I am looking for a general approach/potential references/terms to search for regarding the following situation or similar situations as it seems like there should be references on it, but I haven't been able to find them.

Let's say that we're observing the real-time last traded prices for some asset, denoted as $s_0, s_1, \dots$

First, we observe $s_0.$

Then, we use some predictive model, $P$, to generate a prediction (point, probabilistic, or otherwise) for $s_1$: $$p_1 = P(s_0)$$

Then, we use some decision model, $D$, to decide on an action to take based on the previously generated prediction: $$ d_1 = D(p_1)$$

Then, for the sake of addressing the question, assume that $d_1=-1$ or $d_1=1$, representing the action of either shortselling or buying one unit of the asset at market price, respectively.
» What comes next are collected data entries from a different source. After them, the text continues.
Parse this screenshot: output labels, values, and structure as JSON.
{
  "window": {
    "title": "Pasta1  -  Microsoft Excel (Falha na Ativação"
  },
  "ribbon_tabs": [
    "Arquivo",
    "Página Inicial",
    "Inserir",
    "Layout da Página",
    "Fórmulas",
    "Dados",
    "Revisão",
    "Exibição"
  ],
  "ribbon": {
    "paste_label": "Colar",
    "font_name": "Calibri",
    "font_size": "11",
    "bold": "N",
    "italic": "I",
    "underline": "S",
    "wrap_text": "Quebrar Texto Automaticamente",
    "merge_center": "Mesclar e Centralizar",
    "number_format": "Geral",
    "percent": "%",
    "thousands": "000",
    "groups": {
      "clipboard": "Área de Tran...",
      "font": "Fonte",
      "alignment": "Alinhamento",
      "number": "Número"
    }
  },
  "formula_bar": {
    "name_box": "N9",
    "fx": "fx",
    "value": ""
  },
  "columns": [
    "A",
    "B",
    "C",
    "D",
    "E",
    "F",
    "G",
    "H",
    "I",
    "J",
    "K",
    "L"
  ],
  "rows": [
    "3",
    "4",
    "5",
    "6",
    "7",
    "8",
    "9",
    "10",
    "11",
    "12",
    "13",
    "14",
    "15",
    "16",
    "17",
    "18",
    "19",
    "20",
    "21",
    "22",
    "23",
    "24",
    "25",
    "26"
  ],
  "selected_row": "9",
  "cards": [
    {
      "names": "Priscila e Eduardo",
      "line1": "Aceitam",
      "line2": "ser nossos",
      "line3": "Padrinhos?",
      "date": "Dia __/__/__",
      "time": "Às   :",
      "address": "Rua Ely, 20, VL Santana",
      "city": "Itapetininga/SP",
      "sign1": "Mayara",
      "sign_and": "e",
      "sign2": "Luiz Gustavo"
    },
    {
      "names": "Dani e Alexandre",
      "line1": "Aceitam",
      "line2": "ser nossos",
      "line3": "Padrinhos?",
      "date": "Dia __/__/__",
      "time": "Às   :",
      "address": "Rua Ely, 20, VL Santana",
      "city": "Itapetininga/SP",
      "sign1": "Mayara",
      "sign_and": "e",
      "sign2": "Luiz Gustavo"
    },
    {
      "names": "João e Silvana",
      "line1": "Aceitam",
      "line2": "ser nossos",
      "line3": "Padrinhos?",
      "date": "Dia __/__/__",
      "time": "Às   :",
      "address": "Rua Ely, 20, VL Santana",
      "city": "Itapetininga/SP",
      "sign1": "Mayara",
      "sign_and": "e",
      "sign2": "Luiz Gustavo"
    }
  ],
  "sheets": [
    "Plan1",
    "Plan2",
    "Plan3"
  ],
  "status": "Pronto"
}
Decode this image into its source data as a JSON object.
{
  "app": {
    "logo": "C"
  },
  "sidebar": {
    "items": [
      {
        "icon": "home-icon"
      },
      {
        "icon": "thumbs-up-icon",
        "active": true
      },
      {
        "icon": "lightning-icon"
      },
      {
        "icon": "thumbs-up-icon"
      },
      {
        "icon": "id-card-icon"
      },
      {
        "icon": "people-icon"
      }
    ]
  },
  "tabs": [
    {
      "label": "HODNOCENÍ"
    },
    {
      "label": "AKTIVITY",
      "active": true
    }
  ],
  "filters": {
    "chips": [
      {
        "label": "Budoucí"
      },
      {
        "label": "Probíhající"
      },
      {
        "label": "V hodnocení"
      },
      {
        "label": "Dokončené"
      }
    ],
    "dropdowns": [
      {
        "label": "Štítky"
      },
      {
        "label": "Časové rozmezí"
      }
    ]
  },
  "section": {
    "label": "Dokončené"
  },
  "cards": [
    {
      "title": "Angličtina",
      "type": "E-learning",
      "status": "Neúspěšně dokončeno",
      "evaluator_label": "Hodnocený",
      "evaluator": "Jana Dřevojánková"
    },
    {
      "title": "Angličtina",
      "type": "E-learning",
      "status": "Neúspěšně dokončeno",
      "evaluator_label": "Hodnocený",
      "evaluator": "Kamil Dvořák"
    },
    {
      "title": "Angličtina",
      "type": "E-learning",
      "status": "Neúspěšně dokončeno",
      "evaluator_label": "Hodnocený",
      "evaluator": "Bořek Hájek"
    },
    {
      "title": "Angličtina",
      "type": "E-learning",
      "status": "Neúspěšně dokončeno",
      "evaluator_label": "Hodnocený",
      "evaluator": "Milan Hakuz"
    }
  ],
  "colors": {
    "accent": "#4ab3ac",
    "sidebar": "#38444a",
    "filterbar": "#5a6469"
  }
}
This is where my intuition for how to address this situation breaks down.

By acting on $p_1$ through either shortselling or buying a unit of the asset (and assuming we have instant execution of our order), we affect the value of $s_1$ as we decided how to enter the trade through $d_1$ based on our prediction $p_1$.

I feel like this overlap would create potential problems with regards to evaluating the performance of the predictive and decision models.

Is there any framework for evaluating predictions and decisions when the decisions can affect future observations (that we're comparing the predictions against) utilizing only the observations recieved over time? or is this just one of the disadvantages of using something like transaction data versus modeling something with more detail regarding the impact of a trade such as the limit order book?